What is the purpose of this bitwise operation? (mWidth + 0x0000000F) & ~0x0000000F;

0

Here is the line of code I'm confused at:

 mMaskRowBytes = (mWidth + 0x0000000F) & ~0x0000000F;

~ is the NOT operator right?

Let's say mWidth is 960, or 1111000000

So what we get here is

00000000000000000000001111001111 
&
11111111111111111111111111110000

which would just result in

00000000000000000000001111000000

Right?

Is the purpose to convert a decimal number into a binary number?

bit-manipulation
bitwise-operators
asked on Stack Overflow Oct 3, 2016 by A O

2 Answers

2

'~' is the bitwise complementation operator.

For positive mWidth, all it does is round upwards to the next number that is a multiple of 16. (Since 960 already divides 16, it remains unchanged).

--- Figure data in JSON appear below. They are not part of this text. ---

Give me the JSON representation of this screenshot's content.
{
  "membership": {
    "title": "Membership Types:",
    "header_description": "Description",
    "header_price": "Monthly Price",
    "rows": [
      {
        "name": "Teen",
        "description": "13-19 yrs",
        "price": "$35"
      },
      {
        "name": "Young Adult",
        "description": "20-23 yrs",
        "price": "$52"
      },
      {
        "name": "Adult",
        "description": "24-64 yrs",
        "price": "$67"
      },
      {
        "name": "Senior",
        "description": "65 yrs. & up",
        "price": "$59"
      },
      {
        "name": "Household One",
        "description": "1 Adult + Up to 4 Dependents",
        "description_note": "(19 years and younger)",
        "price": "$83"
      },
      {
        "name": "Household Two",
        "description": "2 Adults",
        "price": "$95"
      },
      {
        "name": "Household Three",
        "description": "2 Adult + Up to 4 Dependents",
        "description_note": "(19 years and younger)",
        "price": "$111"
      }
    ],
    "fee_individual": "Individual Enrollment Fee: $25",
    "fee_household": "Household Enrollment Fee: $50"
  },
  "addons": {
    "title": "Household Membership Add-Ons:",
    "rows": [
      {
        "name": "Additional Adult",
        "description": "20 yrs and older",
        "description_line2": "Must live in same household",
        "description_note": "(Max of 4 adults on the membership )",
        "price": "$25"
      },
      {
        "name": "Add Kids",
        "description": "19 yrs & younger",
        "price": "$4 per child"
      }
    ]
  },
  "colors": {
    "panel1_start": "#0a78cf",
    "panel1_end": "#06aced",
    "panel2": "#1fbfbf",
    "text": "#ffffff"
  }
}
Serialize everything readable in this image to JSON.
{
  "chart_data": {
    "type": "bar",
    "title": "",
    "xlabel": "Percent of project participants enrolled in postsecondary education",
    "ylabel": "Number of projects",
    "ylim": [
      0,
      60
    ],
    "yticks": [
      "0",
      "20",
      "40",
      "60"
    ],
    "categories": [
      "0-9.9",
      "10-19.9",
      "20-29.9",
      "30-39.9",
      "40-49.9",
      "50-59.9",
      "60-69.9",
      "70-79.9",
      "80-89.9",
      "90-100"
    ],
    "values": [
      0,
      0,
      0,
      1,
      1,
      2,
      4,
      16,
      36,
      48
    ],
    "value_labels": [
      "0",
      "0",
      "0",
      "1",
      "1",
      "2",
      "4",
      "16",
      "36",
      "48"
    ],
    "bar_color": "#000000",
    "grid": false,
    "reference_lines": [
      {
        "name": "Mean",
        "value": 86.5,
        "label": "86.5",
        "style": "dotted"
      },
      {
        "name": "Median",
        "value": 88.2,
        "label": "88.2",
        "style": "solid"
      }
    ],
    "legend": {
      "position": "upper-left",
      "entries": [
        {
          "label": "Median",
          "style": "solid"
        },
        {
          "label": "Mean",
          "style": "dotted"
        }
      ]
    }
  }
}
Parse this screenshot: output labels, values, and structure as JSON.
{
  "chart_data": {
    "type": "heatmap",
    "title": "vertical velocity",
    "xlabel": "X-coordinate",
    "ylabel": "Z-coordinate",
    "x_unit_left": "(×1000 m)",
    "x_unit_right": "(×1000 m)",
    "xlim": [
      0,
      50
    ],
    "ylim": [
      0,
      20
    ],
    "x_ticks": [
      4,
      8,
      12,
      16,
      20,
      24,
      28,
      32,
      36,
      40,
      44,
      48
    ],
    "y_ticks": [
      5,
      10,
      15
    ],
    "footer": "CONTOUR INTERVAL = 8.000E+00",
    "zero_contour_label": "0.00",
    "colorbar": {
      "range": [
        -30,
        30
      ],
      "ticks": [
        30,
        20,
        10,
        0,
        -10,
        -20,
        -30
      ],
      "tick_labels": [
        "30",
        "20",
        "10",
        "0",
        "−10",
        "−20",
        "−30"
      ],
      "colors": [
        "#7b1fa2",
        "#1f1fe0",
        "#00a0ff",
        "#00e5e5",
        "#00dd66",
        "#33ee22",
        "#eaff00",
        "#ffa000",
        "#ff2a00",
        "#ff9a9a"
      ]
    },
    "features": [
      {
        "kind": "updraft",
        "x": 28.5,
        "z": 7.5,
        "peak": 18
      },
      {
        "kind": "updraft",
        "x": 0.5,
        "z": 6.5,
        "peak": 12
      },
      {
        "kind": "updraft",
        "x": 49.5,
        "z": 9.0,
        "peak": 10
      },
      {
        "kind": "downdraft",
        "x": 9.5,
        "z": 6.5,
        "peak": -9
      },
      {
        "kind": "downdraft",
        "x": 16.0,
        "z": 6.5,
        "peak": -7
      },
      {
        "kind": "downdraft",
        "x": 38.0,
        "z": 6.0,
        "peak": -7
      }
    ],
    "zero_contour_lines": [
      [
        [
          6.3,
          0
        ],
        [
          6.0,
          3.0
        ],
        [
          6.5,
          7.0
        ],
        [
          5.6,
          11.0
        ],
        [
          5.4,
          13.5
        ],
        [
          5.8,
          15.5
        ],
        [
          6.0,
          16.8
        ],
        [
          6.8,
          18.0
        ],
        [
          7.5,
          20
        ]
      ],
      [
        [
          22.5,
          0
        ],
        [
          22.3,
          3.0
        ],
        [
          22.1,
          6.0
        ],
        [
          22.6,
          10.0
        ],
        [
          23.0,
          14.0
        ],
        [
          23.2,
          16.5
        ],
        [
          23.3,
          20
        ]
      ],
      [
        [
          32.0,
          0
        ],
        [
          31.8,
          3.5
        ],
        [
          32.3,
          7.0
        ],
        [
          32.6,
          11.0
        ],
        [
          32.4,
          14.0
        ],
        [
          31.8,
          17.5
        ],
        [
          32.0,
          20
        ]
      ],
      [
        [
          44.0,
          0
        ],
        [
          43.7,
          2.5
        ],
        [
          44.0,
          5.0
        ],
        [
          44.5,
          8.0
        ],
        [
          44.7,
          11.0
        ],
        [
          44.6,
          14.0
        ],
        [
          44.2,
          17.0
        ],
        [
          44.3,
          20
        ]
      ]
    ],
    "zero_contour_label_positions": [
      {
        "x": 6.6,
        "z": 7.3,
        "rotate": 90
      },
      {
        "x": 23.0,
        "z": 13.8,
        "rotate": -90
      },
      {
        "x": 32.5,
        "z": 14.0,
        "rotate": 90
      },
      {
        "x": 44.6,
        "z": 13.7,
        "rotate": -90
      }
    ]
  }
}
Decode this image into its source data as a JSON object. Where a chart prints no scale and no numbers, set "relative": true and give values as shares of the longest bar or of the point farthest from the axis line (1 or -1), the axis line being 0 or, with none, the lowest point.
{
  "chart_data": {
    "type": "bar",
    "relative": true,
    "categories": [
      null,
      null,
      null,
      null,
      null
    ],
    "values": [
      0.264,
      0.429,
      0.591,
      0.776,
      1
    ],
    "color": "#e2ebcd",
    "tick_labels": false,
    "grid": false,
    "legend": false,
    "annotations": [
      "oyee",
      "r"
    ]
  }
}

There are clearer ways of doing that, although the specifics would be down to your particular language.

answered on Stack Overflow Oct 3, 2016 by (unknown user) • edited Oct 3, 2016 by (unknown user)
1

The ~ operator takes the complement:

So for example: 0110 would become 1001

What the purpose is I'm not sure - you'd need to show how mMaskRowBytes is being used. But it looks as if it is being used for something that deals in 16bit (2bytes) chunks and therefore needs to ensure data is being aligned to the nearest 2byte address space. Often a compiler will do this to ensure the most efficient stack alignment. On 32bit systems this would be 4bytes and 64bit 4/8bytes. This means the compiler can then be confident to move the stack up and down by efficient steps. For modern OS this is all taken care-off by the compiler and the OS. If you're down at the system level then you might have to do this all for yourself.